Can someone confirm, or otherwise that with problems of this type we must use the information contained in the problem statement only, ...

Of course. But like Inigo Montoya said, I don’t think that means what you think it means.

We know the family has two distinct children. That means that they can be differentiated from one another by somebody, but not necessarily by us. And we do know this, whether or not it is stated in the problem.

Age is a very convenient tool to use to express the difference in terms of an order. But it isn't the only one we could use. I prefer to alphabetize the first name of each child's best friend, or order them clockwise (relative to mother) as they sit around the dinner table. As long as it is unique (which I suppose friends' names might not be, but let's assume they are) and independent of gender, all that matters is that the order exists.

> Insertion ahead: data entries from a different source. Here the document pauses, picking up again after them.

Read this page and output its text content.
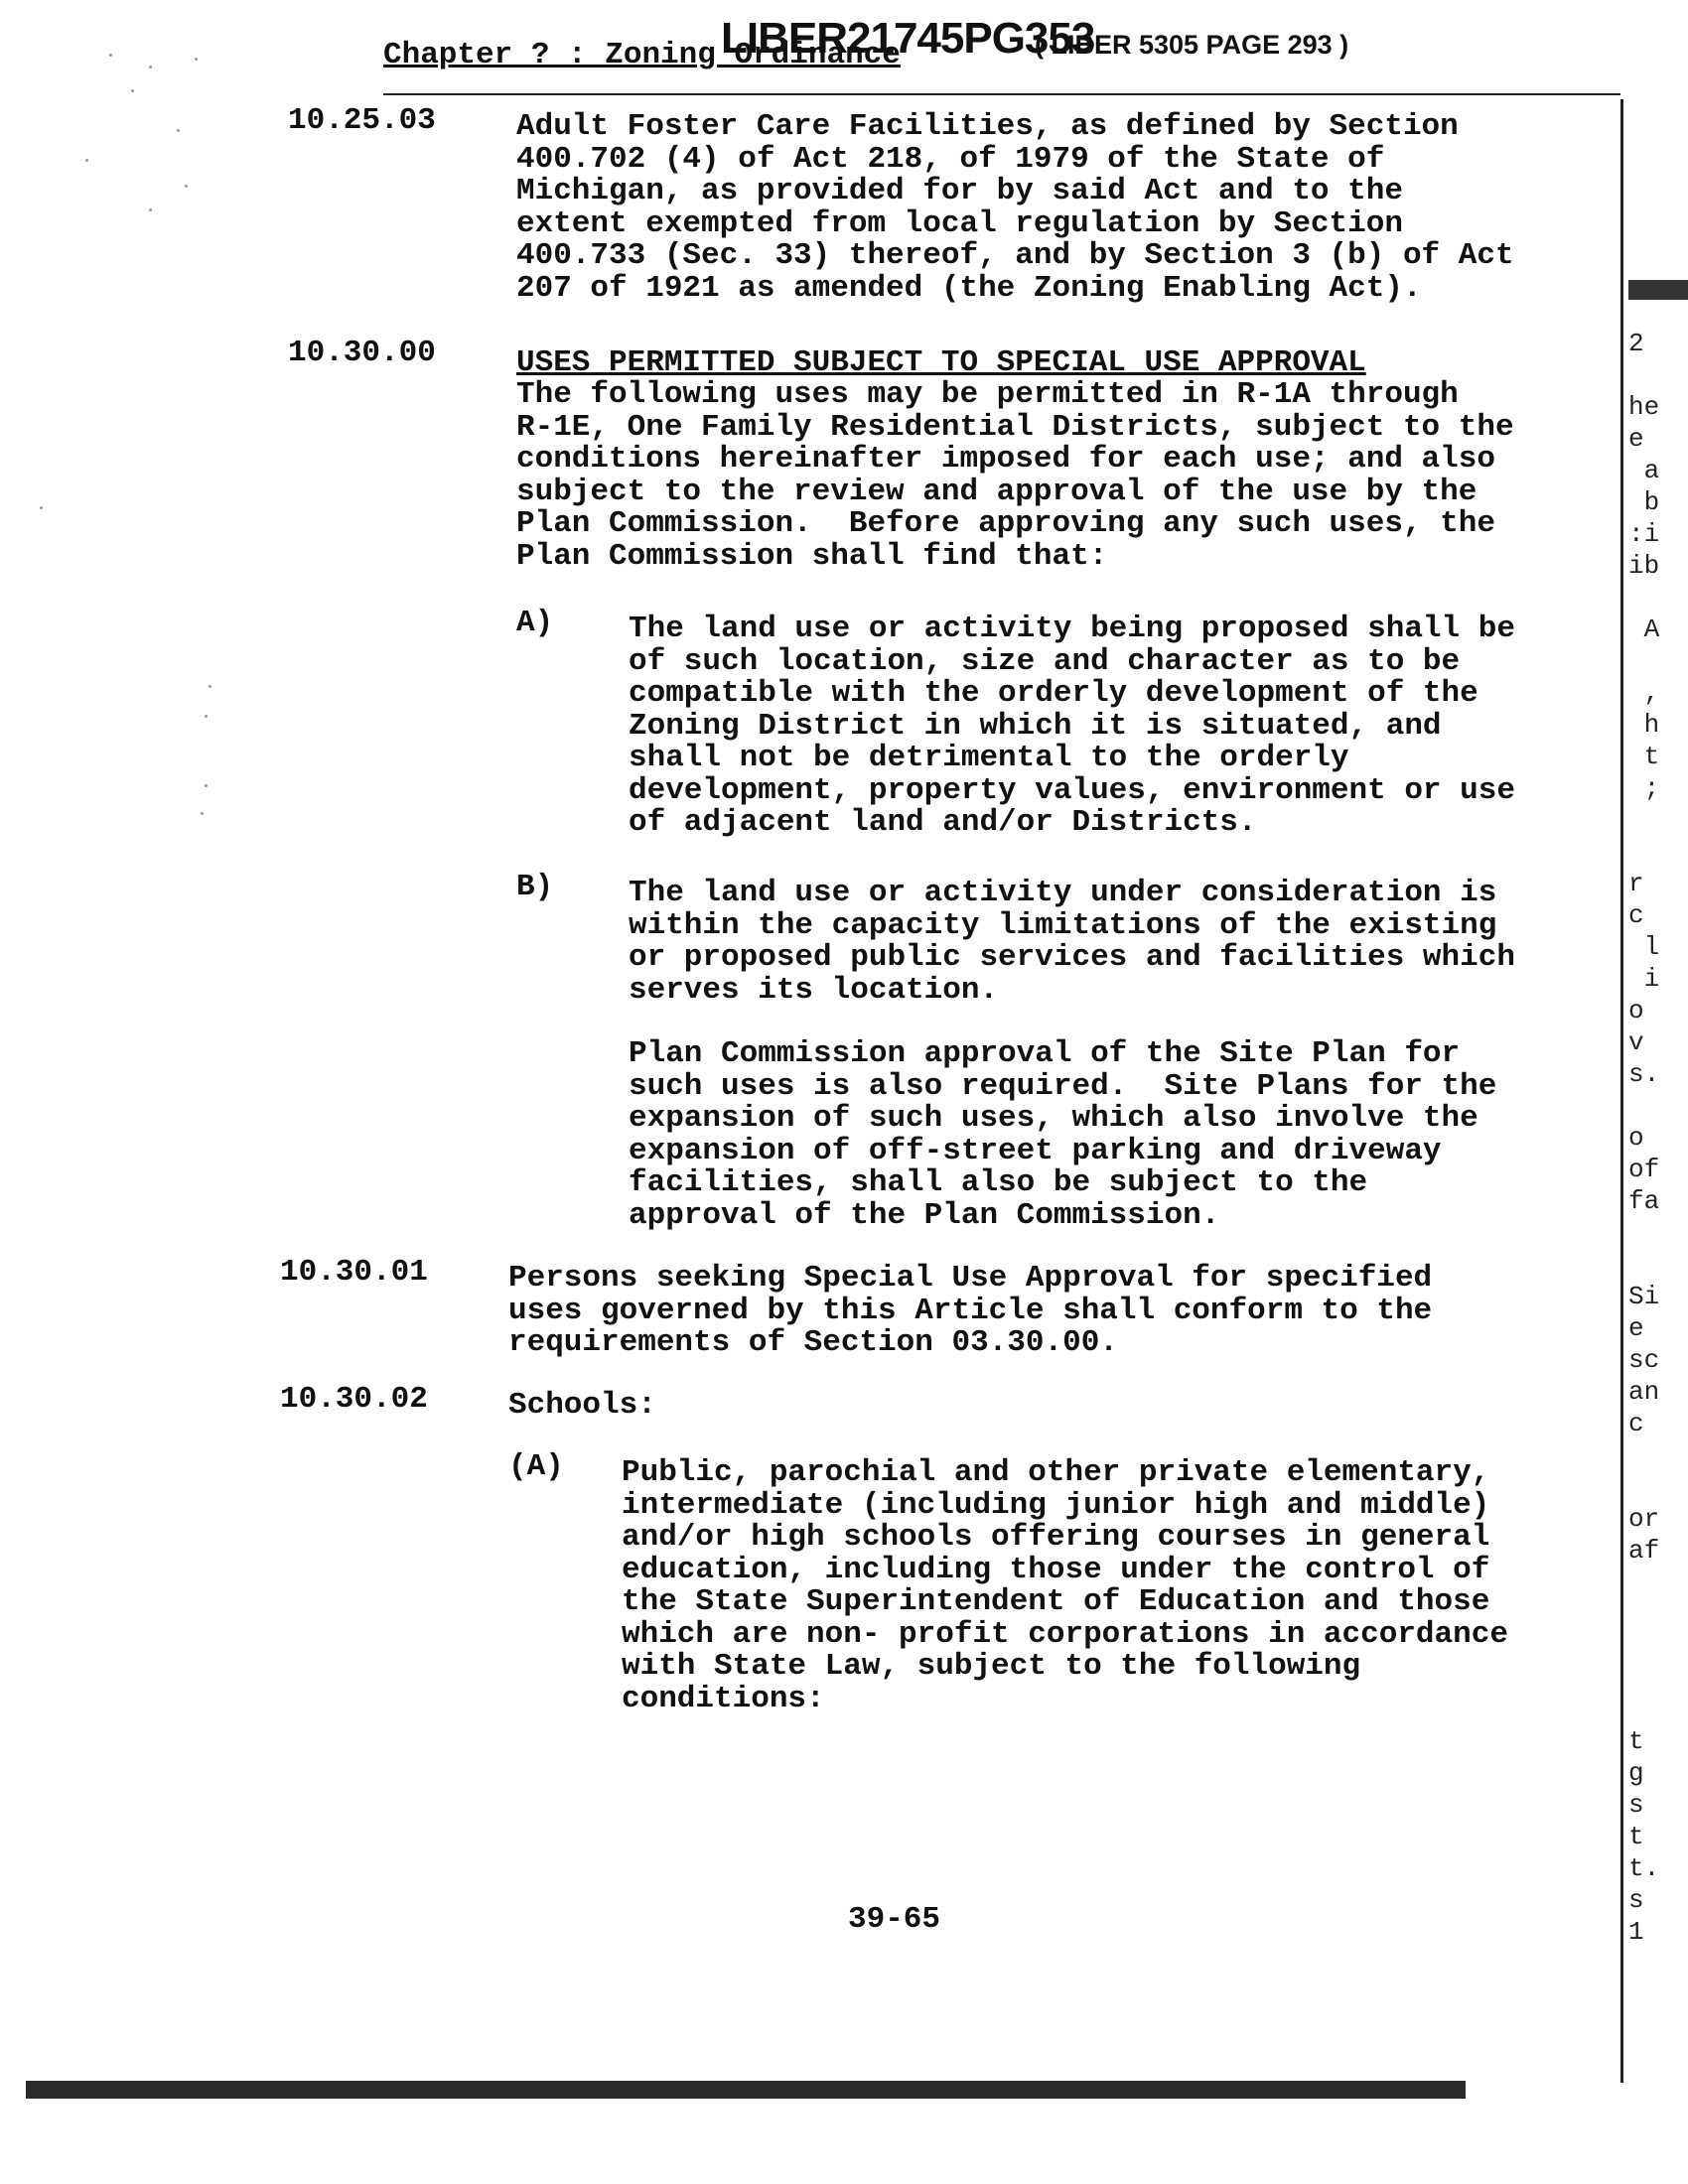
Chapter ? : Zoning Ordinance
LIBER21745PG353
( LIBER 5305 PAGE 293 )
2

he
e
a
b
:i
ib

A

,
h
t
;

r
c
l
i
o
v
s.

o
of
fa

Si
e
sc
an
c

or
af

t
g
s
t
t.
s
1
10.25.03	Adult Foster Care Facilities, as defined by Section
400.702 (4) of Act 218, of 1979 of the State of
Michigan, as provided for by said Act and to the
extent exempted from local regulation by Section
400.733 (Sec. 33) thereof, and by Section 3 (b) of Act
207 of 1921 as amended (the Zoning Enabling Act).
10.30.00	USES PERMITTED SUBJECT TO SPECIAL USE APPROVAL
The following uses may be permitted in R-1A through
R-1E, One Family Residential Districts, subject to the
conditions hereinafter imposed for each use; and also
subject to the review and approval of the use by the
Plan Commission.  Before approving any such uses, the
Plan Commission shall find that:
A) The land use or activity being proposed shall be
of such location, size and character as to be
compatible with the orderly development of the
Zoning District in which it is situated, and
shall not be detrimental to the orderly
development, property values, environment or use
of adjacent land and/or Districts.
B) The land use or activity under consideration is
within the capacity limitations of the existing
or proposed public services and facilities which
serves its location.
Plan Commission approval of the Site Plan for
such uses is also required.  Site Plans for the
expansion of such uses, which also involve the
expansion of off-street parking and driveway
facilities, shall also be subject to the
approval of the Plan Commission.
10.30.01	Persons seeking Special Use Approval for specified
uses governed by this Article shall conform to the
requirements of Section 03.30.00.
10.30.02	Schools:
(A) Public, parochial and other private elementary,
intermediate (including junior high and middle)
and/or high schools offering courses in general
education, including those under the control of
the State Superintendent of Education and those
which are non- profit corporations in accordance
with State Law, subject to the following
conditions:
39-65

We don’t even have to know how the order applies to any family; we use it only to calculate the proportions of the various groups of families we need to keep track of. Here's some simpler examples:

• A six-sided die has two red sides, and four white sides.; The red sides are opposite each other. Other than that, no side can be distinguished from another. What is the probability that a red side will come up on a roll? Is it 1/2, because there are two colors? Or 4/6=2/3, because there are four red sides out of six, even though we can't distinguish them?
• Two normal dice are completely indistinguishable. What is the probability their sum is 7 when you roll them? Is it 1/11, because there are 11 different totals that could come up? Or 3/21=1/7, because there three unordered pairs of numbers that add up to 7, out of 21 possible unordered pairs? Or 6/36=1/6, because there are 36 possible ordered pairs, and 6 of them total 7?

The last answer is right for each, of course. The different groupings exist, and we know they exist, even though it might be ambiguous what group a particular roll belongs to. The problem with how this Paradox is normally presented, is that it makes age sound like an we need ultimately to know the age, and we don't.

+++++
But you can't add information to a problem if it isn’t there, or clearly implied. That is why the Two Child Problem is generally ambiguous, but the best answer is 1/2.

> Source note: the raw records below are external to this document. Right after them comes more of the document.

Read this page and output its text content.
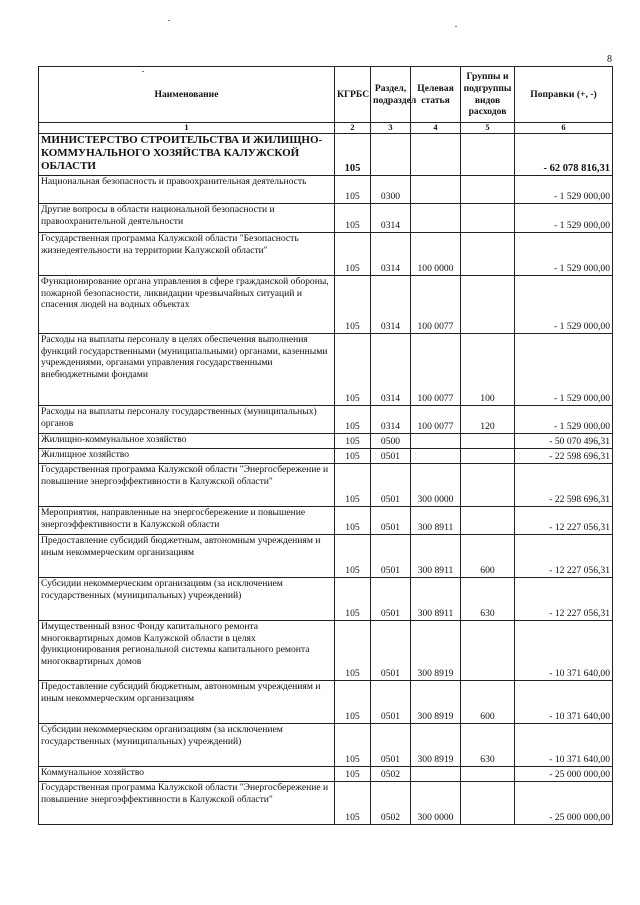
8
Наименование	КГРБС	Раздел, подраздел	Целевая статья	Группы и подгруппы видов расходов	Поправки (+, -)
1	2	3	4	5	6
МИНИСТЕРСТВО СТРОИТЕЛЬСТВА И ЖИЛИЩНО-КОММУНАЛЬНОГО ХОЗЯЙСТВА КАЛУЖСКОЙ ОБЛАСТИ	105				- 62 078 816,31
Национальная безопасность и правоохранительная деятельность	105	0300			- 1 529 000,00
Другие вопросы в области национальной безопасности и правоохранительной деятельности	105	0314			- 1 529 000,00
Государственная программа Калужской области "Безопасность жизнедеятельности на территории Калужской области"	105	0314	100 0000		- 1 529 000,00
Функционирование органа управления в сфере гражданской обороны, пожарной безопасности, ликвидации чрезвычайных ситуаций и спасения людей на водных объектах	105	0314	100 0077		- 1 529 000,00
Расходы на выплаты персоналу в целях обеспечения выполнения функций государственными (муниципальными) органами, казенными учреждениями, органами управления государственными внебюджетными фондами	105	0314	100 0077	100	- 1 529 000,00
Расходы на выплаты персоналу государственных (муниципальных) органов	105	0314	100 0077	120	- 1 529 000,00
Жилищно-коммунальное хозяйство	105	0500			- 50 070 496,31
Жилищное хозяйство	105	0501			- 22 598 696,31
Государственная программа Калужской области "Энергосбережение и повышение энергоэффективности в Калужской области"	105	0501	300 0000		- 22 598 696,31
Мероприятия, направленные на энергосбережение и повышение энергоэффективности в Калужской области	105	0501	300 8911		- 12 227 056,31
Предоставление субсидий бюджетным, автономным учреждениям и иным некоммерческим организациям	105	0501	300 8911	600	- 12 227 056,31
Субсидии некоммерческим организациям (за исключением государственных (муниципальных) учреждений)	105	0501	300 8911	630	- 12 227 056,31
Имущественный взнос Фонду капитального ремонта многоквартирных домов Калужской области в целях функционирования региональной системы капитального ремонта многоквартирных домов	105	0501	300 8919		- 10 371 640,00
Предоставление субсидий бюджетным, автономным учреждениям и иным некоммерческим организациям	105	0501	300 8919	600	- 10 371 640,00
Субсидии некоммерческим организациям (за исключением государственных (муниципальных) учреждений)	105	0501	300 8919	630	- 10 371 640,00
Коммунальное хозяйство	105	0502			- 25 000 000,00
Государственная программа Калужской области "Энергосбережение и повышение энергоэффективности в Калужской области"	105	0502	300 0000		- 25 000 000,00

When a man walks up to you and says "Mr. Smith has two children, and one is a boy," do you know, for a fact, how he decided to tell you that? In particular, do you have any reason to believe one of these possible reasons (and there are others) is preferable to another? (Note that you have to assume he never intended to tell you all the information that applies to Mr. Smith, since there would be no probability problem then. That makes all possibilities a little unrealistic, so don’t be surprised by it.)

1. He knows about only one child of Mr. Smith's.
2. He picked a gender at random from what is either one, or two, that exist in the family.
3. He is predisposed to mention boys, and so the tells you about a boy if he can, and a girl if he can't.
4. He is predisposed to mention girls, and so the tells you about a girl if he can, and a boy if he can't.

He could say "one is a boy" with any of these, so you can't pick one that must be true. So most wordings of the problem are ambiguous. But most of the reasons that you can put in the list require adding some information. Does the problem say he knows about both of Mr. Smith's children (as #2, #3, and #4 require)? Some do, but the Mr. Smith one doesn't. Does it say he is predisposed toward one gender or the other? Very few do. And the 1/3 answer requires that the answer to both questions be "yes." Without both, the answer is 1/2.